Later in life, he turned his hand mostly to visual arts, carving
strange sculptures from soapstone and turning out sketches and
paintings. Despite his friends’ urging, he wrote almost no fiction
after 1937, and spent the last decades of his life pursuing other
forms, though he never ceased creating.
It has been said that he was affected by tragedy, and that seems to
be true. It was his friend Lovecraft’s influence that turned him
to fiction in the first place, and in the years 1935 - 37 there was a
barrage of loss in his life. His mother died in ‛35, and while he
was nursing his father through terminal illness, he had word of Bob
Howard’s suicide in ‛36 and then Lovecraft himself died in ‛37.
Shortly after this, his father passed away, and he must have felt
himself very, very alone. I suppose it can be understood why he laid
down his pen and never really picked it up again.
The
tragedy of that is the fact that his stories were marvelous. Smith
brought the same lyricism and ardent imagery to his prose that he
wielded so well in poetry, and he was undoubtedly the best writer,
line by line, that Weird
Tales ever printed. His
stories were perhaps the ideal of what was then called “weird
fiction” - a brew of fantasy, mystery, and horror that marked the
pulp era. Smith imagined fevered, bizarre, rich fantasy worlds
filled with darkness and a sense of the macabre. His worlds lived
and breathed in a way many fantasy worlds still do not.
He is often said to have written Sword & Sorcery, and indeed many
of his works bear the marks of the style, such as the exotic “Empire
of the Necromancers” and the horrific “Isle of the Torturers”,
or the classic fantasy/terror story “The Double Shadow”. One can
see his influence on Howard – the dense lyricism of the Kull
stories in particular – and the way he urged Lovecraft away from
the refined, drawing-room prose of Poe imitation and into a new, more
modern world of horror.

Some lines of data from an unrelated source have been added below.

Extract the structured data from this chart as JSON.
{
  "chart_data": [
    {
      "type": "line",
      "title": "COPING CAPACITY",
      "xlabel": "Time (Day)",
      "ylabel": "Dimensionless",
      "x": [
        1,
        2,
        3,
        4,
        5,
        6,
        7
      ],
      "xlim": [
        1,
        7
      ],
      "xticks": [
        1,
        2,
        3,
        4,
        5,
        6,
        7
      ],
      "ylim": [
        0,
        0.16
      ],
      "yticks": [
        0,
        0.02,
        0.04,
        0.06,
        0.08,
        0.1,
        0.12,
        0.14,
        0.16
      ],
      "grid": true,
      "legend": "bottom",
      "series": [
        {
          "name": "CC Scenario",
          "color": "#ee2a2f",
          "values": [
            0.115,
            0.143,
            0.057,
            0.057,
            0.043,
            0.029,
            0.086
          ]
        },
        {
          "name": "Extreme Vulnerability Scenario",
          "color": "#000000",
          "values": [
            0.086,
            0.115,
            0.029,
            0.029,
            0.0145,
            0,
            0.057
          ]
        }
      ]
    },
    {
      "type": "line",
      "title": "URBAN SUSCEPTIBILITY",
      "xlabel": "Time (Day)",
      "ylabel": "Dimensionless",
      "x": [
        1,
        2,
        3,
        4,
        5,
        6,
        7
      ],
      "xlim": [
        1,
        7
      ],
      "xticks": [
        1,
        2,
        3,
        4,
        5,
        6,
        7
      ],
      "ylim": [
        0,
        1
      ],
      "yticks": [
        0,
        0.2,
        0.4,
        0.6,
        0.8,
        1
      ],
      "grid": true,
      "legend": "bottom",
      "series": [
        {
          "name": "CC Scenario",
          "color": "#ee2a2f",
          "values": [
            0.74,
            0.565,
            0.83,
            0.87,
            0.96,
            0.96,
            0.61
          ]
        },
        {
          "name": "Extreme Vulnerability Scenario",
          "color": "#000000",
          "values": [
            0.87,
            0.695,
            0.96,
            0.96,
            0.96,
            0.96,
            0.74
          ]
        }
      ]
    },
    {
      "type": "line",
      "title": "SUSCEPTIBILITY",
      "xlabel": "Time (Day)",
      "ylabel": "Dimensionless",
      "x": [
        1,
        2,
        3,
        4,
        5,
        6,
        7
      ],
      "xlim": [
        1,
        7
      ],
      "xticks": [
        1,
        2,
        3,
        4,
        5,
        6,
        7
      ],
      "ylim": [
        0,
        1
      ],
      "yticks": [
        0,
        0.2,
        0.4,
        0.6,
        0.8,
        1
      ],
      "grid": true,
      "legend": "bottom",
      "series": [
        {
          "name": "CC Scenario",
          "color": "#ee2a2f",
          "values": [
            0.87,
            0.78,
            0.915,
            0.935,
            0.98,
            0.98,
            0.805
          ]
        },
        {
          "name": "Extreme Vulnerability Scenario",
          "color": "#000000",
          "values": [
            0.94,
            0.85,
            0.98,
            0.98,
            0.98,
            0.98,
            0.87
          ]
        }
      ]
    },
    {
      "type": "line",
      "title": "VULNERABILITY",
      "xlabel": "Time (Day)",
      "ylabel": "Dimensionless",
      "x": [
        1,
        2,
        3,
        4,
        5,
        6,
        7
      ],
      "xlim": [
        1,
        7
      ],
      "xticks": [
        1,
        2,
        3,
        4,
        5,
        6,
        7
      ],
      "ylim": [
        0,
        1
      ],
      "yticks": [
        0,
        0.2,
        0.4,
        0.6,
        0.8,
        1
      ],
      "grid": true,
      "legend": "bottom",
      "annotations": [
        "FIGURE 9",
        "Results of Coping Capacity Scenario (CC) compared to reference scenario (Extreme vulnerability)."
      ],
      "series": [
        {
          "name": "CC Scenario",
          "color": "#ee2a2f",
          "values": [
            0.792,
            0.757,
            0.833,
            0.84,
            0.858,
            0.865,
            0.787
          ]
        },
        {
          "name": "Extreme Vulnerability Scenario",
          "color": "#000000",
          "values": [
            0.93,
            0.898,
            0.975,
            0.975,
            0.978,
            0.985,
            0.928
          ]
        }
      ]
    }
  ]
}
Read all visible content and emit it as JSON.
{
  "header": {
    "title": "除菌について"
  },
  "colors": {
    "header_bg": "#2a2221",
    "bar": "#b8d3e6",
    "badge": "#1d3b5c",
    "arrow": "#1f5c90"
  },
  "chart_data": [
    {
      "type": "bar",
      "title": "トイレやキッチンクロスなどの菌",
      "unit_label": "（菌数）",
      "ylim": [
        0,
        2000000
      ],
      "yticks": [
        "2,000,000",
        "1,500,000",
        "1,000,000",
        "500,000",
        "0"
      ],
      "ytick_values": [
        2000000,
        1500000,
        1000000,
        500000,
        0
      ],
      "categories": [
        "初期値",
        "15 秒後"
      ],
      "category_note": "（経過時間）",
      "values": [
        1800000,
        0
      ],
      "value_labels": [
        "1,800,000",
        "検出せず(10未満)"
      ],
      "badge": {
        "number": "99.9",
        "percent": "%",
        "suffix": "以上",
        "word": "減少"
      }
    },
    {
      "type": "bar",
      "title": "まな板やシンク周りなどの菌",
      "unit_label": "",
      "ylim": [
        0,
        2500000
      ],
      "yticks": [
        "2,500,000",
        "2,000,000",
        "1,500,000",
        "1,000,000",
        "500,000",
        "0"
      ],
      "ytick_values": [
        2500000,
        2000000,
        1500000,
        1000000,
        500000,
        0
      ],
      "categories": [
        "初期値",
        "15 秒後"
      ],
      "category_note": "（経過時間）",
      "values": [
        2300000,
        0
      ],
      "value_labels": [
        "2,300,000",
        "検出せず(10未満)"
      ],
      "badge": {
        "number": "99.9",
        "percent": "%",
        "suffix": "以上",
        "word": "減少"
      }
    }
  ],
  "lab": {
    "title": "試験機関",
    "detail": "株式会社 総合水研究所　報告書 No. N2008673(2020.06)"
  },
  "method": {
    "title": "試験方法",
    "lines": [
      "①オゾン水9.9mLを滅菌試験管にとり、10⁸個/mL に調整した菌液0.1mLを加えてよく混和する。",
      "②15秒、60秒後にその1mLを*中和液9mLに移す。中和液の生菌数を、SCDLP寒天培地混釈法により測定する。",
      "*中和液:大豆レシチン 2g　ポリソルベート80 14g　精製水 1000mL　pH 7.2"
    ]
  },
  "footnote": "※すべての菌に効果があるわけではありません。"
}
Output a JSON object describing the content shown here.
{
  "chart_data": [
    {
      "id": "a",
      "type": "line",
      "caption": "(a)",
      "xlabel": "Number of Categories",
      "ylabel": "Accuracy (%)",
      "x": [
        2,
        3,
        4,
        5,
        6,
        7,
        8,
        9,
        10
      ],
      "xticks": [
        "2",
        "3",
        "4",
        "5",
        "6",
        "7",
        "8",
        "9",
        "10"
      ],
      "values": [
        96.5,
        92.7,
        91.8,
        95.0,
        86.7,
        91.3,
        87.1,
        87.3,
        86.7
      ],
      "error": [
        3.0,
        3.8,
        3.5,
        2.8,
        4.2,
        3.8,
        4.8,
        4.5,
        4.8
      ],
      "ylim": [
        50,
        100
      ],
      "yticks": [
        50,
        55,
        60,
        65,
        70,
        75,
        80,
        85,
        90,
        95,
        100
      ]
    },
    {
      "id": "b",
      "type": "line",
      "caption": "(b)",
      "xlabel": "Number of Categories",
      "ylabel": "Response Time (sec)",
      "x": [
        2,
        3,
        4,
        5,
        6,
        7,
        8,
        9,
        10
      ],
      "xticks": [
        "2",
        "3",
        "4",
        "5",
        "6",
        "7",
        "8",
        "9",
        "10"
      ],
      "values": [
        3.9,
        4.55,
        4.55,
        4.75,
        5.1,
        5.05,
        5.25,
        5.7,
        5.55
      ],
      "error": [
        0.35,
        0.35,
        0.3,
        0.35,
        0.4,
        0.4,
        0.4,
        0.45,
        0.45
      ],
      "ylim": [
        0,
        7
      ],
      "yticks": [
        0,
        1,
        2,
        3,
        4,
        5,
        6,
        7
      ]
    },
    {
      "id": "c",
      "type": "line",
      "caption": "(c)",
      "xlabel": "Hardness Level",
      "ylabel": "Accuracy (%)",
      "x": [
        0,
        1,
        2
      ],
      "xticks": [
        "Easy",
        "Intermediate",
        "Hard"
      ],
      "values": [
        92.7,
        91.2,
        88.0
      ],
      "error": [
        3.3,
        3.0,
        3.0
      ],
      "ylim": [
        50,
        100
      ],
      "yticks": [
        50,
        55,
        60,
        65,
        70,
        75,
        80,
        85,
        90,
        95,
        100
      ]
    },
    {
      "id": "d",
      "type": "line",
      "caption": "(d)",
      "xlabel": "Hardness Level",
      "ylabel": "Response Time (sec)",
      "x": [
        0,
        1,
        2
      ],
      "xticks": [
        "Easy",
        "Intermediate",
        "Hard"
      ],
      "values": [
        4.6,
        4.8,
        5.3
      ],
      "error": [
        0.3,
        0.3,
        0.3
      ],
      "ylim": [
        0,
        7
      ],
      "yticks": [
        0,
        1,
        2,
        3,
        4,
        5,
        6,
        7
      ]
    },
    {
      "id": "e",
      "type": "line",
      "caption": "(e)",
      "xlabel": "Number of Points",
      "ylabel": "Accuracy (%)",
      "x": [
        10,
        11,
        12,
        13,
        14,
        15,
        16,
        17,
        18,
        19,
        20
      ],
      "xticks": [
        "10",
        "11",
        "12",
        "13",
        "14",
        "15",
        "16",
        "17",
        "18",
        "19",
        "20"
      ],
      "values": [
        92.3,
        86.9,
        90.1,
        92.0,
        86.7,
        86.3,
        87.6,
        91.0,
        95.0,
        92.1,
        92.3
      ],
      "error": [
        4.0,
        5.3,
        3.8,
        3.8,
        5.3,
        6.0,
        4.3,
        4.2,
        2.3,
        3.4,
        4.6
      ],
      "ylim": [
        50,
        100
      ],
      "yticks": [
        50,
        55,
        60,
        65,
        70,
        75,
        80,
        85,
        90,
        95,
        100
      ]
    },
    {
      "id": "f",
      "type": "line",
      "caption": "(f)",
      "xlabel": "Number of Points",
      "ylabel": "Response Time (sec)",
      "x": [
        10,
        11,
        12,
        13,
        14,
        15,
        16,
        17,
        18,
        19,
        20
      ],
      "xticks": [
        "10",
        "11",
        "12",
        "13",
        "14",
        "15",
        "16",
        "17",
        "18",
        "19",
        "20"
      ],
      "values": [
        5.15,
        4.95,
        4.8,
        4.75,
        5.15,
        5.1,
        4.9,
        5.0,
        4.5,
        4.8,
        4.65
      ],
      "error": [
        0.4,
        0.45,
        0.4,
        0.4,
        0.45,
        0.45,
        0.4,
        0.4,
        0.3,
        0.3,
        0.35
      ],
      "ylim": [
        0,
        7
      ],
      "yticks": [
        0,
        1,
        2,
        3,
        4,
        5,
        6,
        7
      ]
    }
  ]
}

I would say he pushed both of them, simply
by virtue of his great talent.
He faded into obscurity, after the heady years of the 30s. He was
marked by a sense of loss and failure. As a young poet he had been
briefly lauded, and had traveled in literary circles among the likes
of Bierce and London. He was once hailed as “The Keats of the
Pacific”, but it did not last. Then, when he rose again as a story
writer, it was again ephemeral. Tragedy and ill health blunted his
abilities, and changes in the markets left him behind.
The
later years of his life seem to have passed quietly enough, and he
died peacefully in his sleep in 1961, a generation past his time. He
was buried under a stone near his childhood home, and there was no
marker. He left us - as so many writers do - only his words. It is
sad that his work often passes unnoticed beside the work of his
friends, who would have been the first to laud his over their own.
Smith is the hidden jewel of the Weird
Tales era, and I believe
he is the very root of the lyrical imagery that often marks Sword &
Sorcery, the unseen hand, the wizard behind the veil.